The Federal Communications Commission (FCC) has found that wireless carriers violated federal law in selling customer location data to third-parties.

FCC Chairman Ajit Pai has sent a letter to several lawmakers informing them of the results of the agency’s investigation. According to Engadget, in 2018 it first came to light that wireless carriers were selling “their customers’ real-time location data to aggregators, which then resold it to other companies or even gave it away.”

Senator Ron Wyden brought to Chairman Pai’s attention the case of prison phone company Securus Technologies. Securus was buying wireless location data and providing “that information, via a self-service web portal, to the government for nothing more than the legal equivalent of a pinky promise. This practice skirts wireless carrier’s legal obligation to be the sole conduit by which the government conducts surveillance of Americans’ phone records, and needless exposes million of Americans to potential abuse and surveillance by the government.”

Once the information came to light, Verizon was the first to promise to stop the practice, with the other three carriers following suit. Even so, the FCC launched an investigation to determine if federal laws were broken, and it appears they were.
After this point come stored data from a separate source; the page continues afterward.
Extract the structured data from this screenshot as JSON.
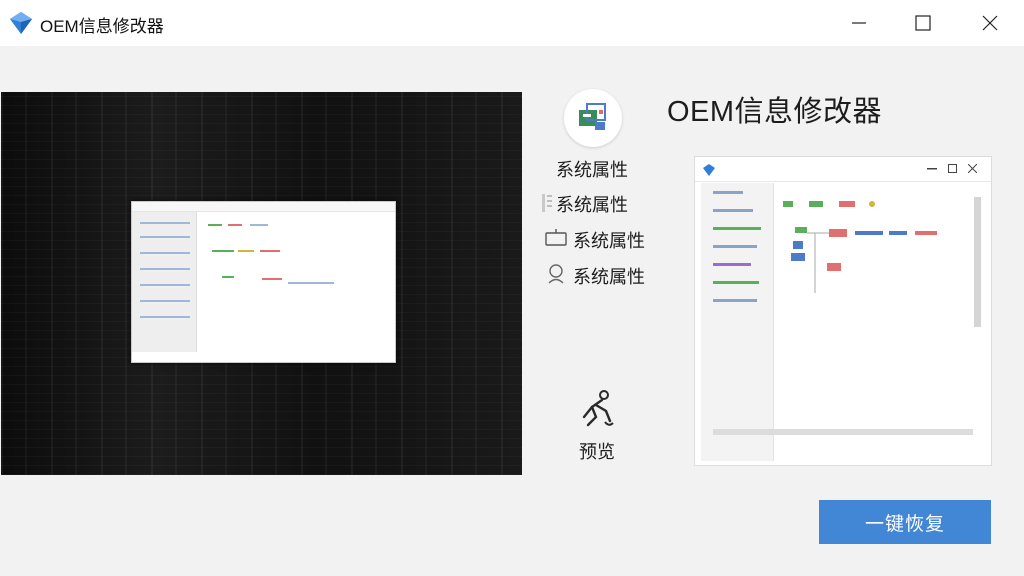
{
  "window": {
    "title": "OEM信息修改器",
    "controls": [
      "minimize",
      "maximize",
      "close"
    ]
  },
  "main": {
    "heading": "OEM信息修改器",
    "menu_items": [
      {
        "label": "系统属性",
        "icon": "system-properties-icon"
      },
      {
        "label": "系统属性",
        "icon": "panel-icon"
      },
      {
        "label": "系统属性",
        "icon": "monitor-icon"
      },
      {
        "label": "系统属性",
        "icon": "user-icon"
      }
    ],
    "preview": {
      "label": "预览",
      "icon": "preview-figure-icon"
    },
    "reset_button": "一键恢复"
  },
  "colors": {
    "accent": "#4286d6",
    "titlebar": "#ffffff",
    "background": "#f2f2f2"
  }
}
In the letters, Chairman Pai said:

“Fulfilling the commitment I made in that letter, I wish to inform you that the FCC’s Enforcement Bureau has completed its extensive investigation and that it has concluded that one or more wireless carriers apparently violated federal law.

“I am committed to ensuring that all entities subject to our jurisdiction comply with the Communications Act and the FCC’s rules, including those that protect consumers’ sensitive information, such as real-time location data. Accordingly, in the coming days, I intend to circulate to my fellow Commissioners for their consideration one or more Notice(s) of Apparent Liability for Forfeiture in connection with the apparent violation(s).”
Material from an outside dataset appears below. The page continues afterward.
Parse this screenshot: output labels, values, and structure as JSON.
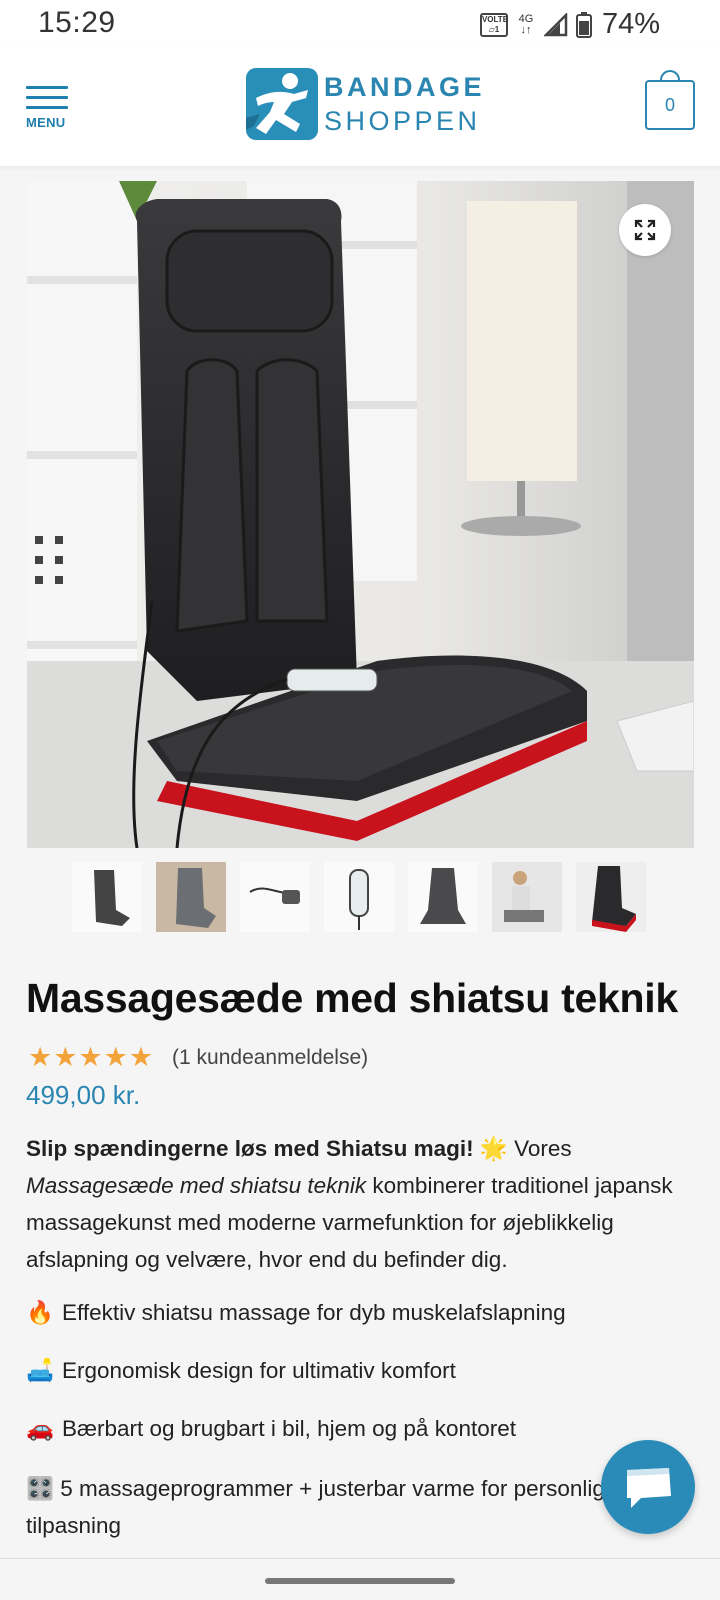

That last part, in particular, is an indication the FCC will take some form of action against the offending parties.

It’s one thing when companies offering a free service look for ways to profit off of their customers’ data—with the proper disclosures, of course. It’s quite another when companies that already charge for the service they offer then proceed to double-dip by selling their customers’ data, let alone doing it without properly disclosing it. It’s nice to see the FCC agrees such behavior is illegal, not to mention unethical.